Lesson 3: constraints make you creative. Running on ZeroGPU means the GPU lives in a separate, forked process, so my nice progress bar could not see what the worker was doing. Instead of fighting it, I turned the bar into a smooth time-based estimate. Another fun one: the runtime sets SPACES_ZERO_GPU='1', not 'true', and my exact-string check silently sent everything to the CPU for a while. 8 years in the industry and still getting the classic humbling ✌️😅
So, was it worth it?
A thousand times yes. I shipped an idea I had been carrying for over a year, I finally got comfortable with Three.js, and I did it in the little cracks of new-parent life. LoFinity is small, it runs on small open models, and it is genuinely mine. For someone whose brain works better with lofi in the background, building the machine that makes it has been weirdly healing.
If you want to make your own tape, the door is open. Insert a coin. ☕🎵
Badges I'm going for 🏅
🌳 Thousand Token Wood (the whimsical track) + Community Choice: LoFinity is pure cozy whimsy.
🎨 Off Brand: the UI is a fully custom Three.js world, miles past the default Gradio components.

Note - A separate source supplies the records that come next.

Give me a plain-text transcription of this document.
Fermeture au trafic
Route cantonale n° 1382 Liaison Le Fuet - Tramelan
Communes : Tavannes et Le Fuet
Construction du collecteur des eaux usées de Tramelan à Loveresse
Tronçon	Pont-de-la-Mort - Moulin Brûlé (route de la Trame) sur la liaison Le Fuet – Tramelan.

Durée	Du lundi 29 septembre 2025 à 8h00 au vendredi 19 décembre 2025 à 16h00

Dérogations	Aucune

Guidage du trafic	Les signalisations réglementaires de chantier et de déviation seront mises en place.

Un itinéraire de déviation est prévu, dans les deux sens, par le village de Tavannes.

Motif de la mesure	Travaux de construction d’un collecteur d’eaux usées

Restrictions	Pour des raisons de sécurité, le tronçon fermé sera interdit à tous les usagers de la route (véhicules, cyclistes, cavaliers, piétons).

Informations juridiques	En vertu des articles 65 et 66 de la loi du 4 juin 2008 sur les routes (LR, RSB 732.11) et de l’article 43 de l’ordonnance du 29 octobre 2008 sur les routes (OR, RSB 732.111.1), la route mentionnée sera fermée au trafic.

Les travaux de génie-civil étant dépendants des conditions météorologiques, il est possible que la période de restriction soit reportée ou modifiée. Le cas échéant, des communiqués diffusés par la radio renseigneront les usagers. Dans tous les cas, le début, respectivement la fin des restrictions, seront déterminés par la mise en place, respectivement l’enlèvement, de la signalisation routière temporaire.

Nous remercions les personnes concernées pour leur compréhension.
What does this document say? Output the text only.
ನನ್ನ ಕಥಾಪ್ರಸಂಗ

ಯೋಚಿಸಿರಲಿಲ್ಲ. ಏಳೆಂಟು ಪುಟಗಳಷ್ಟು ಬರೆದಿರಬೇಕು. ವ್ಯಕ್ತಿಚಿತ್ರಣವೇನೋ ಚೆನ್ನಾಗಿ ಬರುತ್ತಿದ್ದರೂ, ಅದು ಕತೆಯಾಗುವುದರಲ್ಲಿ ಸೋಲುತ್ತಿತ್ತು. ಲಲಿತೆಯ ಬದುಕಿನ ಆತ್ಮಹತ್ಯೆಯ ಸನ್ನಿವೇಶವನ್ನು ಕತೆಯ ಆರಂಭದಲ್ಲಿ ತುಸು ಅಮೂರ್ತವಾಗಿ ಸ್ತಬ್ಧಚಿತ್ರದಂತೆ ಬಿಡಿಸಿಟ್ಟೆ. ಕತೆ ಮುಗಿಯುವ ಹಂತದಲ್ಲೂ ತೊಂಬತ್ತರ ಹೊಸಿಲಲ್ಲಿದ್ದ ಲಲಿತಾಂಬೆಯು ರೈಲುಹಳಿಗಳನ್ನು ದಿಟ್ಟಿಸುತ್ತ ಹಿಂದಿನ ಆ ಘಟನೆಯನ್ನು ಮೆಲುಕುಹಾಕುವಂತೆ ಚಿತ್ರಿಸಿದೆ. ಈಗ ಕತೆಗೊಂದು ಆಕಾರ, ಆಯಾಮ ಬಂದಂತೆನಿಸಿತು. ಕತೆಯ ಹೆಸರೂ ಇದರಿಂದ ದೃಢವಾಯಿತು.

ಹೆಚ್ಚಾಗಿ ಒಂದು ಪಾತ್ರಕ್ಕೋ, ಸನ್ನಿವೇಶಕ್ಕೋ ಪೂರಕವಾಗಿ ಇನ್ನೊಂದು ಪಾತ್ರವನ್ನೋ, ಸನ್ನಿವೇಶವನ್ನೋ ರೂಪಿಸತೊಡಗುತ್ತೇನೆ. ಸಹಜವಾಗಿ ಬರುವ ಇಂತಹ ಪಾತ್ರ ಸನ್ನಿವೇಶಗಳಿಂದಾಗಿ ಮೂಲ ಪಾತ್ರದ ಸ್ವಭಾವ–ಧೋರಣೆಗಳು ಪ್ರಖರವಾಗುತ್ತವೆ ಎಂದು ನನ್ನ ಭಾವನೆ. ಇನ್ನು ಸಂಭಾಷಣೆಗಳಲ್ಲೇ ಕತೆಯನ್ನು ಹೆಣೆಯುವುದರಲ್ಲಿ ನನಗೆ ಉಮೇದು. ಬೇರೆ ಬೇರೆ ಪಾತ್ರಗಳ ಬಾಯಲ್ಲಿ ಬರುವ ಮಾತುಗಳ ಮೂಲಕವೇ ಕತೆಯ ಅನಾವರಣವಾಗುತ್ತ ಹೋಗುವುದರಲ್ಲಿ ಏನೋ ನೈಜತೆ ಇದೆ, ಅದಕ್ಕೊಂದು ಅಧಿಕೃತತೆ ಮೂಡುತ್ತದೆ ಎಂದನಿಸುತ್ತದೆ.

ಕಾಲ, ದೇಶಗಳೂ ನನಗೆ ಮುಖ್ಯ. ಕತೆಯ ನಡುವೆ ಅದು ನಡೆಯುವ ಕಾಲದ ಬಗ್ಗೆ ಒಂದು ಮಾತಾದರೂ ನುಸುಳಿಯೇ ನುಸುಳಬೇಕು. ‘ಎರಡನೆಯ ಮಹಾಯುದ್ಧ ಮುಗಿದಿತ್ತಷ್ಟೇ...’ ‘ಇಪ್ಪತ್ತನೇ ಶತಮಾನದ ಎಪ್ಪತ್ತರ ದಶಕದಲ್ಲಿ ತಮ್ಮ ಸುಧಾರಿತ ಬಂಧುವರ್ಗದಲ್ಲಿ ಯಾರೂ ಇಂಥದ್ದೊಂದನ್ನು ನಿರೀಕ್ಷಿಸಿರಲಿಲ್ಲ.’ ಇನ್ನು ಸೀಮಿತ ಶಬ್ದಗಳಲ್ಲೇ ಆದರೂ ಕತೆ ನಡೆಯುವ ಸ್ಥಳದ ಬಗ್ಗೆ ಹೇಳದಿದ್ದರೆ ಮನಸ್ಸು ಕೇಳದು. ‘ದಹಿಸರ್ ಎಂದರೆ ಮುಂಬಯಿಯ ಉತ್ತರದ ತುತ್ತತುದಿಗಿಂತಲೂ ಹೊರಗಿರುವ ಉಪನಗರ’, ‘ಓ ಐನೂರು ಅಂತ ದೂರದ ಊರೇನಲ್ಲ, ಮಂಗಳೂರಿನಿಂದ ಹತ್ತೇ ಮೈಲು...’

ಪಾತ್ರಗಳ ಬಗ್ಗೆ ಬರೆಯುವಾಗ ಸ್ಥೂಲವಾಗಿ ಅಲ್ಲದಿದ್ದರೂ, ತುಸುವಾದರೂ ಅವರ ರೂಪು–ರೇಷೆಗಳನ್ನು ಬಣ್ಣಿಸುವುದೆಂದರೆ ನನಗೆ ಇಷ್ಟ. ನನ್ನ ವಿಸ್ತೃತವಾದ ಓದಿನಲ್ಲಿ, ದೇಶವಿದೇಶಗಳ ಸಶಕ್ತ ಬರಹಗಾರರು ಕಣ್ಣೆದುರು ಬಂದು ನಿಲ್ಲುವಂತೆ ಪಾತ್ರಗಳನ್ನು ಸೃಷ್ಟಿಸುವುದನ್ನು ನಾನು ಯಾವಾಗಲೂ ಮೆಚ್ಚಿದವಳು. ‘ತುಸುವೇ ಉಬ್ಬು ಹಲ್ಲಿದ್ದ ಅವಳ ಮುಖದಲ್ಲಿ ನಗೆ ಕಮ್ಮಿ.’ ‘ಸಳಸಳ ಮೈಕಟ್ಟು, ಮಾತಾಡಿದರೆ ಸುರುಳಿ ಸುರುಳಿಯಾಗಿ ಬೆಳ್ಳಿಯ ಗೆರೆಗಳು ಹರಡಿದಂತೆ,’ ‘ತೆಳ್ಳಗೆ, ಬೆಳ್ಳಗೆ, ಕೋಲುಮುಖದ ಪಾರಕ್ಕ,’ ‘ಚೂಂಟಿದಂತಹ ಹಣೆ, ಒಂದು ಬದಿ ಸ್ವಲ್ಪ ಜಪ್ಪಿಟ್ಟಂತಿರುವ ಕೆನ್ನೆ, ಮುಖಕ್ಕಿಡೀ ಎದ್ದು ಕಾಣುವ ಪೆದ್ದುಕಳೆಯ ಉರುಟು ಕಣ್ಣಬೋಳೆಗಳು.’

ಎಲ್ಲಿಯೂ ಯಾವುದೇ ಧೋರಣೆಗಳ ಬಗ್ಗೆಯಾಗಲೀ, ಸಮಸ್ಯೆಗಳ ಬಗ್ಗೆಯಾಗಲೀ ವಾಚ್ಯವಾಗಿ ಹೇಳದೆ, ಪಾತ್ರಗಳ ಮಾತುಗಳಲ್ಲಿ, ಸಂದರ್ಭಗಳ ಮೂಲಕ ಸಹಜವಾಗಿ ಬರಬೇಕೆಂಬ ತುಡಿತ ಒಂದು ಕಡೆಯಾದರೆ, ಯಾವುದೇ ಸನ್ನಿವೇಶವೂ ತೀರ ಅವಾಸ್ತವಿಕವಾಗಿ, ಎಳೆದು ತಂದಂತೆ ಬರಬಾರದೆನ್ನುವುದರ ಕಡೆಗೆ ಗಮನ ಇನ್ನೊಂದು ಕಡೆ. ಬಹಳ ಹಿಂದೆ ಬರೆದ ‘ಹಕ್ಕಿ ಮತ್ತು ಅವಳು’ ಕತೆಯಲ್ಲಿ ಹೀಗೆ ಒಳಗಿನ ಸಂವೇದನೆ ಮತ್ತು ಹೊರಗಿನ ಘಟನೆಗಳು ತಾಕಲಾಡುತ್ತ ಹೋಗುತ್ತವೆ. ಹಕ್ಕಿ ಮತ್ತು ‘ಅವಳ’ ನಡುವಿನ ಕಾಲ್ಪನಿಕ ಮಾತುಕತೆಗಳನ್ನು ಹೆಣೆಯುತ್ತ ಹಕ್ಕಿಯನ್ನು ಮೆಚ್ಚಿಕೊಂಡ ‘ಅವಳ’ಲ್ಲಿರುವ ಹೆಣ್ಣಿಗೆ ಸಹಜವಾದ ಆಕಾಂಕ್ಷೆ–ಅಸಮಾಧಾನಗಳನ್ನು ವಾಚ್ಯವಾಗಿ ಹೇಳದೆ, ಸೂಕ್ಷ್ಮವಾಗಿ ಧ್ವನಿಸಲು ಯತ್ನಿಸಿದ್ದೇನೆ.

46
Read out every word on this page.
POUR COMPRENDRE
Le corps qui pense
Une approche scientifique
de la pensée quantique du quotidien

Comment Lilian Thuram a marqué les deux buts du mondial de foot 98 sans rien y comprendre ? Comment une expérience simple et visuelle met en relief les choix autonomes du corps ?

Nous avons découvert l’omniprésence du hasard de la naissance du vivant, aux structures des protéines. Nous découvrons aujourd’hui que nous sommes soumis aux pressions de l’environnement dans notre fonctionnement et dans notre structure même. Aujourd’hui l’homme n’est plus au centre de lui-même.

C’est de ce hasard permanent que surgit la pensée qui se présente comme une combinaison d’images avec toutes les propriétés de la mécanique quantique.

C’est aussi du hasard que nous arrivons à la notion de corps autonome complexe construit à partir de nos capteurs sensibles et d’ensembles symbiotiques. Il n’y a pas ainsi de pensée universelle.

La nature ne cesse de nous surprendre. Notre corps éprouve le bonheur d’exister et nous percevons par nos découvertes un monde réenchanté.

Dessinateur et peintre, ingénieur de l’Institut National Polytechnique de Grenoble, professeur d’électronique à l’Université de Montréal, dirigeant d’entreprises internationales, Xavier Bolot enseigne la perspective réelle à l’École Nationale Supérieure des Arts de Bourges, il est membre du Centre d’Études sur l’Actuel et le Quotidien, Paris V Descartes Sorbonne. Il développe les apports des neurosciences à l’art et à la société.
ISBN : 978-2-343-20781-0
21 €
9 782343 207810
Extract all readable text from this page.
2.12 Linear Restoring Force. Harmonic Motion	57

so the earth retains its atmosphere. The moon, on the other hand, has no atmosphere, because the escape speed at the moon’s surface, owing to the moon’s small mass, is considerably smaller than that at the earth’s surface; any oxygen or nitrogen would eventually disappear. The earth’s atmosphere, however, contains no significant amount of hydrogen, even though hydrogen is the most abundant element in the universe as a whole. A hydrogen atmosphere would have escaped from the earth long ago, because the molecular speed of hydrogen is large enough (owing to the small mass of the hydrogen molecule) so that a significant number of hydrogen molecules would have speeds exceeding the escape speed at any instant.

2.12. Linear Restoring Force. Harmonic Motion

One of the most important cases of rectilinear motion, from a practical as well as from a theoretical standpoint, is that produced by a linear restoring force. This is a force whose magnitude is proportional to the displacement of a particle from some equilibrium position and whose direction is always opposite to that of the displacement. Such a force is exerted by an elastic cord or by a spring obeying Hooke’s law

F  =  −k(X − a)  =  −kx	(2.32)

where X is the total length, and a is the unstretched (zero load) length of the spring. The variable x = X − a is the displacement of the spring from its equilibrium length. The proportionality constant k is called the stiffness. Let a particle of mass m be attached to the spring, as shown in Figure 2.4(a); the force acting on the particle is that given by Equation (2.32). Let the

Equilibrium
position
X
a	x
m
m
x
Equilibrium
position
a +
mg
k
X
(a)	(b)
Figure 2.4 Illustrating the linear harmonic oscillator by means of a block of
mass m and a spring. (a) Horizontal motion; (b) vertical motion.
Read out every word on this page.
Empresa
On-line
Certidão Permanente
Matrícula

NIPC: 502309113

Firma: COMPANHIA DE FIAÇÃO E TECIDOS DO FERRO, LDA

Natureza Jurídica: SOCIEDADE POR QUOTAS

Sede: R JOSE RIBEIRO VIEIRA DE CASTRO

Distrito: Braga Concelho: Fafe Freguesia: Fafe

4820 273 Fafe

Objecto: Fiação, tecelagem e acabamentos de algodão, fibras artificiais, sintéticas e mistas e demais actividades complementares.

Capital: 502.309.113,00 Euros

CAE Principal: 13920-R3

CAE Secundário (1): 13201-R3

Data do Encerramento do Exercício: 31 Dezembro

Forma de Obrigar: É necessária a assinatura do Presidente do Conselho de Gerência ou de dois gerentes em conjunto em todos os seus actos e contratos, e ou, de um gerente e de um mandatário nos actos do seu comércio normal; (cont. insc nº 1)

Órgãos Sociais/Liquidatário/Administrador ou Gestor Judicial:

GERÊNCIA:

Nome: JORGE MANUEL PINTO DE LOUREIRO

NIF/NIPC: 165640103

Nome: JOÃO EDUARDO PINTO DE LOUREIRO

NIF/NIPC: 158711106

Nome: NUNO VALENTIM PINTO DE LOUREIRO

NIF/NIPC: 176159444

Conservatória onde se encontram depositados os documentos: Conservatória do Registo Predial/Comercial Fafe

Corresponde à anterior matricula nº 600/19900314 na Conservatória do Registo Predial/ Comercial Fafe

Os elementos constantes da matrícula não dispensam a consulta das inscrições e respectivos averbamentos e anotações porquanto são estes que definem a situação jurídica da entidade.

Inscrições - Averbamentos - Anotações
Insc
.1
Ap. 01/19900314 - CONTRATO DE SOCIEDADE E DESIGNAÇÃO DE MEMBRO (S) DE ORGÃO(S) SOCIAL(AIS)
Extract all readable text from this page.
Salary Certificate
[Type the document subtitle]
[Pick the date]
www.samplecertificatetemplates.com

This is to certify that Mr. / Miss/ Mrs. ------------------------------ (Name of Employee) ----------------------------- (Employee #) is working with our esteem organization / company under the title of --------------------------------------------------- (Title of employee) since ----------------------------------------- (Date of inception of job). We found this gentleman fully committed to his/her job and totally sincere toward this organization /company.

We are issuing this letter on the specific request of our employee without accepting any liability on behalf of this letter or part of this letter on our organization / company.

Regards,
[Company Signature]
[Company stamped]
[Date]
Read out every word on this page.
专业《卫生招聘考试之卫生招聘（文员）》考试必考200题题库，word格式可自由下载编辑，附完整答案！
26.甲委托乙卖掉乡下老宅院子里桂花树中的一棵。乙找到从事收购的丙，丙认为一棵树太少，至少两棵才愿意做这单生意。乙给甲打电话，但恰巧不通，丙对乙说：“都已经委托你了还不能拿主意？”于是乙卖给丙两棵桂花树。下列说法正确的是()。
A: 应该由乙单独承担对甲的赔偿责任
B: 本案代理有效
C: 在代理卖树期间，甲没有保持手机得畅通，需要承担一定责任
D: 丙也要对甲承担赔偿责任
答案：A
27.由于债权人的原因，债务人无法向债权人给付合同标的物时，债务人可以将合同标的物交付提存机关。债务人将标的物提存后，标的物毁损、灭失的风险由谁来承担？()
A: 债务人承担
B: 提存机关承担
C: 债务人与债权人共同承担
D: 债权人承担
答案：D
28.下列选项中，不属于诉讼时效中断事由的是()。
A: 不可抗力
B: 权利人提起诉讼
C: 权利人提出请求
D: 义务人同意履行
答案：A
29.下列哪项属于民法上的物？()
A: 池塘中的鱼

🐣 Tiny Titan: every model I ship is ≤4B (MiniCPM5-1B ~1B + MusicGen-medium ~1.5B).
🧩 MiniCPM sponsor prize: OpenBMB's MiniCPM5-1B is the brain that plans every single song.
🎬 Best Demo: once my demo video and social post are up (that is literally next on my list).
🤖 Best Agent: the multi-model orchestration, a small LLM planning, an audio model performing, an ambience layer dressing the set. More pipeline than autonomous agent, but the multi-step model collaboration is real.
🏆 Bonus Quest Champion: if stacking several bonus criteria counts for anything.
🃏 Judges' Wildcard: well... a 3D lofi vending machine is nothing if not a wildcard.